HD DVD holed near waterline: Warner Bros chooses Blu-ray

The New York Times is reporting that Warner Brothers, the last of the big studios not to have decided, is going with Sony's Blu-ray format.

Which could be the end for HD DVD unless it comes up with something good - a reversal by a Blu-ray studio, say, or Warners letting it in the side - in the next couple of months.

But as the story notes,

"The overwhelming industry opinion is that this decides the format battle in favor of Blu-ray," said Richard Doherty, research director at the Envisioneering Group, a market research firm in Seaford, N.Y.


HD DVD is still breathing. NYT:

Two major studios, Paramount Pictures and Universal Pictures, have deals in place to continue releasing their movies exclusively on HD DVD, as does DreamWorks Animation. Warner Brothers, part of Time Warner, will also continue to release its titles on both formats until the end of May.


But by supporting Blu-ray, Warner Brothers, the largest player in the $42 billion global home entertainment market, makes it next to impossible for HD DVD to recover the early momentum it achieved.


The reason this makes such a difference to this format war is that Warner is so big in film.

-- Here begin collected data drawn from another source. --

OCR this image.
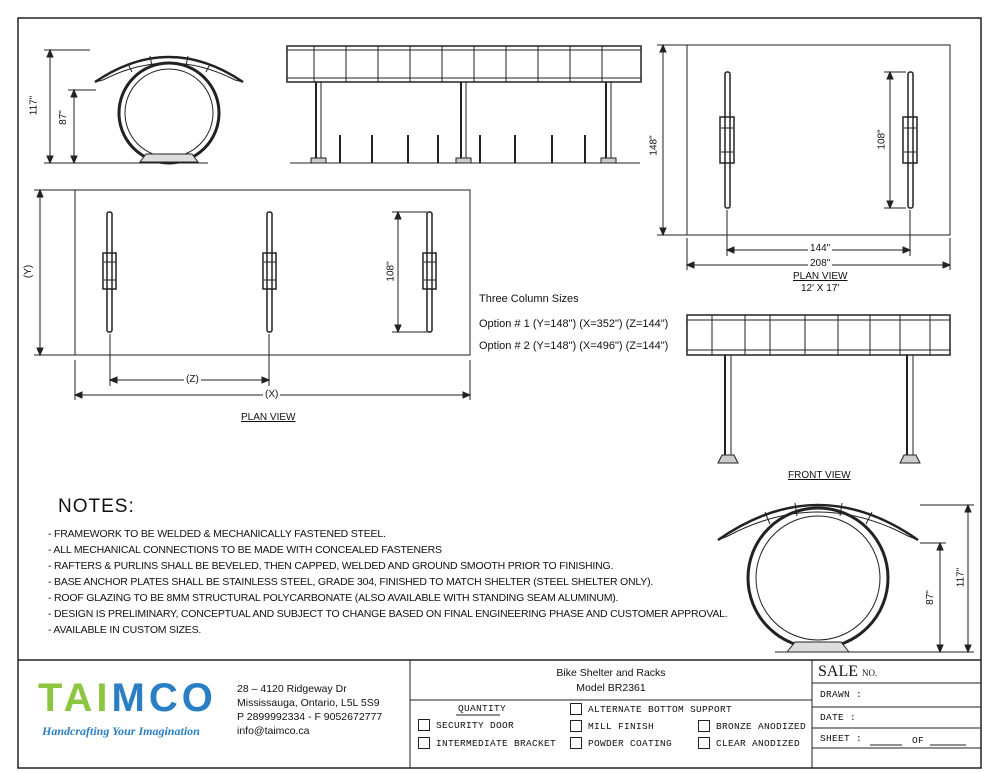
PLAN VIEW
PLAN VIEW
12' X 17'
FRONT VIEW
117"
87"
(Y)	108"
(Z)
(X)
148"	108"
144"
208"
117"
87"
Three Column Sizes
Option # 1 (Y=148") (X=352") (Z=144")
Option # 2 (Y=148") (X=496") (Z=144")
NOTES:
- FRAMEWORK TO BE WELDED & MECHANICALLY FASTENED STEEL.
- ALL MECHANICAL CONNECTIONS TO BE MADE WITH CONCEALED FASTENERS
- RAFTERS & PURLINS SHALL BE BEVELED, THEN CAPPED, WELDED AND GROUND SMOOTH PRIOR TO FINISHING.
- BASE ANCHOR PLATES SHALL BE STAINLESS STEEL, GRADE 304, FINISHED TO MATCH SHELTER (STEEL SHELTER ONLY).
- ROOF GLAZING TO BE 8MM STRUCTURAL POLYCARBONATE (ALSO AVAILABLE WITH STANDING SEAM ALUMINUM).
- DESIGN IS PRELIMINARY, CONCEPTUAL AND SUBJECT TO CHANGE BASED ON FINAL ENGINEERING PHASE AND CUSTOMER APPROVAL.
- AVAILABLE IN CUSTOM SIZES.
TAIMCO
Handcrafting Your Imagination
28 – 4120 Ridgeway Dr
Mississauga, Ontario, L5L 5S9
P 2899992334 - F 9052672777
info@taimco.ca
Bike Shelter and Racks
Model BR2361
QUANTITY
SECURITY DOOR
INTERMEDIATE BRACKET
ALTERNATE BOTTOM SUPPORT
MILL FINISH
POWDER COATING
BRONZE ANODIZED
CLEAR ANODIZED
SALE NO.
DRAWN :
DATE :
SHEET :	OF
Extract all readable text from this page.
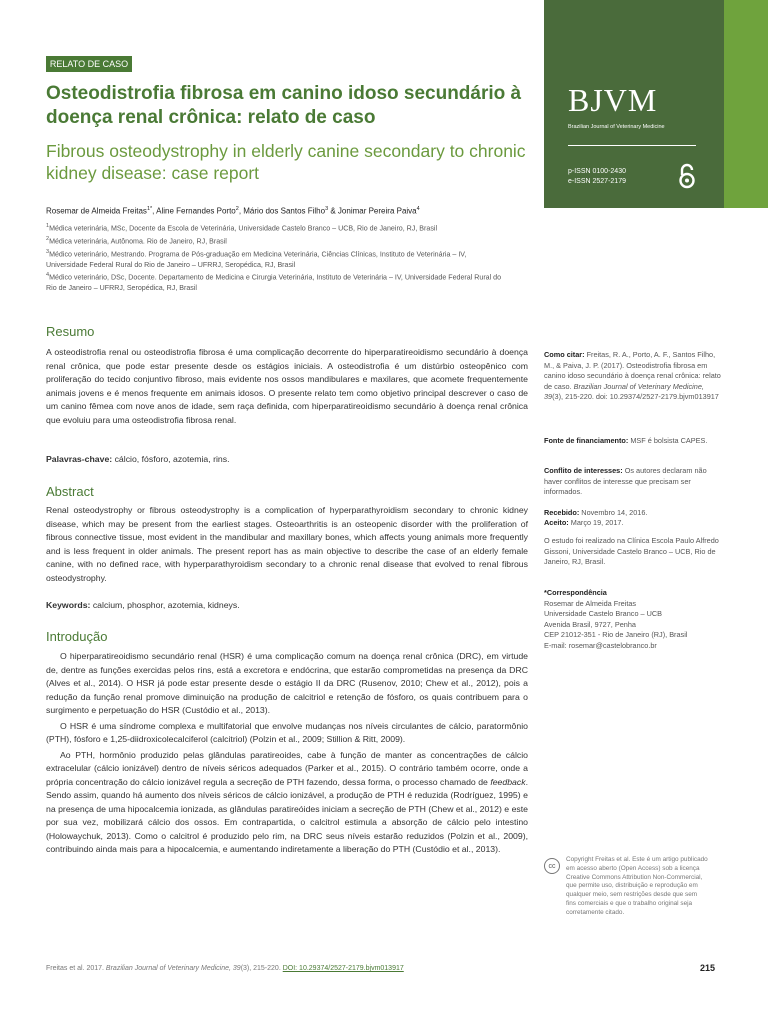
BJVM
Brazilian Journal of Veterinary Medicine
p-ISSN 0100-2430
e-ISSN 2527-2179
RELATO DE CASO
Osteodistrofia fibrosa em canino idoso secundário à doença renal crônica: relato de caso
Fibrous osteodystrophy in elderly canine secondary to chronic kidney disease: case report
Rosemar de Almeida Freitas$^{1*}$, Aline Fernandes Porto$^2$, Mário dos Santos Filho$^3$ & Jonimar Pereira Paiva$^4$
$^1$Médica veterinária, MSc, Docente da Escola de Veterinária, Universidade Castelo Branco – UCB, Rio de Janeiro, RJ, Brasil
$^2$Médica veterinária, Autônoma. Rio de Janeiro, RJ, Brasil
$^3$Médico veterinário, Mestrando. Programa de Pós-graduação em Medicina Veterinária, Ciências Clínicas, Instituto de Veterinária – IV, Universidade Federal Rural do Rio de Janeiro – UFRRJ, Seropédica, RJ, Brasil
$^4$Médico veterinário, DSc, Docente. Departamento de Medicina e Cirurgia Veterinária, Instituto de Veterinária – IV, Universidade Federal Rural do Rio de Janeiro – UFRRJ, Seropédica, RJ, Brasil
Resumo
A osteodistrofia renal ou osteodistrofia fibrosa é uma complicação decorrente do hiperparatireoidismo secundário à doença renal crônica, que pode estar presente desde os estágios iniciais. A osteodistrofia é um distúrbio osteopênico com proliferação do tecido conjuntivo fibroso, mais evidente nos ossos mandibulares e maxilares, que acomete frequentemente animais jovens e é menos frequente em animais idosos. O presente relato tem como objetivo principal descrever o caso de um canino fêmea com nove anos de idade, sem raça definida, com hiperparatireoidismo secundário à doença renal crônica que evoluiu para uma osteodistrofia fibrosa renal.
Palavras-chave: cálcio, fósforo, azotemia, rins.
Abstract
Renal osteodystrophy or fibrous osteodystrophy is a complication of hyperparathyroidism secondary to chronic kidney disease, which may be present from the earliest stages. Osteoarthritis is an osteopenic disorder with the proliferation of fibrous connective tissue, most evident in the mandibular and maxillary bones, which affects young animals more frequently and is less frequent in older animals. The present report has as main objective to describe the case of an elderly female canine, with no defined race, with hyperparathyroidism secondary to a chronic renal disease that evolved to renal fibrous osteodystrophy.
Keywords: calcium, phosphor, azotemia, kidneys.
Introdução

O hiperparatireoidismo secundário renal (HSR) é uma complicação comum na doença renal crônica (DRC), em virtude de, dentre as funções exercidas pelos rins, está a excretora e endócrina, que estarão comprometidas na presença da DRC (Alves et al., 2014). O HSR já pode estar presente desde o estágio II da DRC (Rusenov, 2010; Chew et al., 2012), pois a redução da função renal promove diminuição na produção de calcitriol e retenção de fósforo, os quais contribuem para o surgimento e perpetuação do HSR (Custódio et al., 2013).

O HSR é uma síndrome complexa e multifatorial que envolve mudanças nos níveis circulantes de cálcio, paratormônio (PTH), fósforo e 1,25-diidroxicolecalciferol (calcitriol) (Polzin et al., 2009; Stillion & Ritt, 2009).

Ao PTH, hormônio produzido pelas glândulas paratireoides, cabe à função de manter as concentrações de cálcio extracelular (cálcio ionizável) dentro de níveis séricos adequados (Parker et al., 2015). O contrário também ocorre, onde a própria concentração do cálcio ionizável regula a secreção de PTH fazendo, dessa forma, o processo chamado de feedback. Sendo assim, quando há aumento dos níveis séricos de cálcio ionizável, a produção de PTH é reduzida (Rodríguez, 1995) e na presença de uma hipocalcemia ionizada, as glândulas paratireóides iniciam a secreção de PTH (Chew et al., 2012) e este por sua vez, mobilizará cálcio dos ossos. Em contrapartida, o calcitrol estimula a absorção de cálcio pelo intestino (Holowaychuk, 2013). Como o calcitrol é produzido pelo rim, na DRC seus níveis estarão reduzidos (Polzin et al., 2009), contribuindo ainda mais para a hipocalcemia, e aumentando indiretamente a liberação do PTH (Custódio et al., 2013).

Como citar: Freitas, R. A., Porto, A. F., Santos Filho, M., & Paiva, J. P. (2017). Osteodistrofia fibrosa em canino idoso secundário à doença renal crônica: relato de caso. Brazilian Journal of Veterinary Medicine, 39(3), 215-220. doi: 10.29374/2527-2179.bjvm013917
Fonte de financiamento: MSF é bolsista CAPES.
Conflito de interesses: Os autores declaram não haver conflitos de interesse que precisam ser informados.
Recebido: Novembro 14, 2016.
Aceito: Março 19, 2017.
O estudo foi realizado na Clínica Escola Paulo Alfredo Gissoni, Universidade Castelo Branco – UCB, Rio de Janeiro, RJ, Brasil.
*Correspondência
Rosemar de Almeida Freitas
Universidade Castelo Branco – UCB
Avenida Brasil, 9727, Penha
CEP 21012-351 - Rio de Janeiro (RJ), Brasil
E-mail: rosemar@castelobranco.br
cc
Copyright Freitas et al. Este é um artigo publicado em acesso aberto (Open Access) sob a licença Creative Commons Attribution Non-Commercial, que permite uso, distribuição e reprodução em qualquer meio, sem restrições desde que sem fins comerciais e que o trabalho original seja corretamente citado.
Freitas et al. 2017. Brazilian Journal of Veterinary Medicine, 39(3), 215-220. DOI: 10.29374/2527-2179.bjvm013917	215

This now gives Blu-ray about 70% of the market - Walt Disney, 20th Century Fox, MGM, Lionsgate and Warner and, uh, Sony are all on the Blu-ray side. Warner Brothers has some of the bigger releases in 2008, including "Speed Racer," the Batman sequel "The Dark Knight" and the sixth Harry Potter instalment.

"This doesn't necessarily kill the HD DVD format, but it definitely deals it a severe blow," said Paul Erickson, an analyst at the NPD Group's DisplaySearch. "When a consumer asks a store clerk which format to buy, that clerk is now going to have a hard time arguing for HD DVD."


Just a reminder of what we suggested way back in March 2007:

Is the PlayStation 3 a Trojan horse to help sell Blu-ray films?


Now the only question is: will anyone buy the discs, which are more expensive and (so far) can't be easily ripped in the way that DVDs can to more transportable formats?

With millions of PS3s out there, Warners clearly didn't want to be stuck backing the wrong (Trojan) horse.